Given that people often report positive benefits in the aftermath of adversity, it seems reasonable to predict that such growth would result in positive psychological and health outcomes. However, the evidence for this prediction has been mixed and inconclusive with positive, negative, and null results all reported in the literature. That is, there is some disagreement in the scientific community about whether experiencing adversarial growth is associated with better well-being.
To provide a more comprehensive understanding of the relationship between self-reported adversarial growth, psychological and physical health, Helgeson and her colleagues (2006) conducted a meta-analytic review of 87 articles on this topic. A meta-analysis is a statistical method that combines all existing studies on a topic to determine whether the relationship holds when all independent studies are combined.
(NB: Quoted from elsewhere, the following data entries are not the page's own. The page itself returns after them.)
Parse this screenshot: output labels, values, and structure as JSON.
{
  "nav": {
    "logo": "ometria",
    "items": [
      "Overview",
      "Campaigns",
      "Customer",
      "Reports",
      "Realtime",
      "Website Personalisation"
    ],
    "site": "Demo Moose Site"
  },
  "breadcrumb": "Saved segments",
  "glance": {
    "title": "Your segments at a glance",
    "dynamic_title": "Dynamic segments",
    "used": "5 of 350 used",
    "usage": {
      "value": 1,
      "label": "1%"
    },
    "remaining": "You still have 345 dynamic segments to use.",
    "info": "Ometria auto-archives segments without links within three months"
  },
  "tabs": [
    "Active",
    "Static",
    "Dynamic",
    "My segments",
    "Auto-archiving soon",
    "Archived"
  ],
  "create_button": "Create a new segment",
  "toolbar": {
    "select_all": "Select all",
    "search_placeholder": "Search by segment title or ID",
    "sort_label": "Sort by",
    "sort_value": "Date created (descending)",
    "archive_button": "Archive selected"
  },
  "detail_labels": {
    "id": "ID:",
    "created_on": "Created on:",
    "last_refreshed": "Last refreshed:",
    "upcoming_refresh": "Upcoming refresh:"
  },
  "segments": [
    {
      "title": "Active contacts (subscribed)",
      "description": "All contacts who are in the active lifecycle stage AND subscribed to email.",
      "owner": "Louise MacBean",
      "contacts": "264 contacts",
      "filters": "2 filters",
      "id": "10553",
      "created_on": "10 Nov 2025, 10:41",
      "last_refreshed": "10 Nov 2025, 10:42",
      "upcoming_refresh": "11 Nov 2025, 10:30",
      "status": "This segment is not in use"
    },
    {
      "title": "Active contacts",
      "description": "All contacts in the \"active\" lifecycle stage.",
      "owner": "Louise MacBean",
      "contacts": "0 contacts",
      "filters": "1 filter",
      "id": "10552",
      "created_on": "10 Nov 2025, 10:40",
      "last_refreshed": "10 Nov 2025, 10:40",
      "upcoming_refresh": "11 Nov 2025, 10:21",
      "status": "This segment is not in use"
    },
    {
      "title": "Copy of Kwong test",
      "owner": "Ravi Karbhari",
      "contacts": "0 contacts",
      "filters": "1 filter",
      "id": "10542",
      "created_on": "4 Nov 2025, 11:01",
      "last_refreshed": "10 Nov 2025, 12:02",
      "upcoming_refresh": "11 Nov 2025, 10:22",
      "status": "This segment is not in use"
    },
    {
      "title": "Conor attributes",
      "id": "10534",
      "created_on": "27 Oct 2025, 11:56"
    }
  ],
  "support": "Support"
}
In other words, a meta-analysis provides a precise estimate of the strength of a relationship between the variables of interest across multiple independent studies.
The meta-analysis revealed that adversarial growth was related to
- Less depression
- Greater positive well-being
- More intrusive and avoidant thoughts about the stressor
The relationship between growth and well-being, and between growth and decreased depression, was stronger after about two years had passed since the adverse event. However, the meta-analysis revealed that adversarial growth was unrelated to
- Global distress including measures of negative affect and mood
- Subjective reports of physical health
- Quality of life including aspects of physical and mental health
It seems contradictory that adversarial growth would be associated with intrusive and avoidant thoughts, but many researchers have considered these processes to be reflective of cognitive attempts to try and make sense of the event. Considered in this context the finding appears less consistent with negative outcomes of mental health and more compatible with the process of adversarial growth.
While these findings represent one of the first systematic reviews of the topic, it is important to note that these findings are not without limitations. Although adversarial growth was related to less depression and greater positive well-being, the magnitude of these effects were relatively small. The analysis was based on cross-sectional data, meaning that no causal claims about the relationship can be made. For example, it is unclear whether adversarial growth causes positive well-being, whether it is positive well-being that is causing people to report adversarial growth, or whether increases in both adversarial growth and positive well-being are caused by a third unknown factor such as an individual’s personal coping style. This important question can only be addressed with longitudinal studies that collect information from participants at several different points over time; a sentiment that is shared by many researchers in the field.
- Helgeson, V.S., Reynolds, K.A., & Tomich, P.L. (2006). A meta-analytic review of benefit finding and growth. Journal of Consulting and Clinical Psychology, 74, 797-816.
- Tennen, H., & Affleck, G. (2008). Assessing positive life change: in search of meticulous methods. In C. Park., S. C. Lechner., M. H. Antoni., A.L Stanton. (Eds). Medical illness and positive life change: Can crisis lead to personal transformation? (pp. 31-49). Washington D.C. American Psychological Association.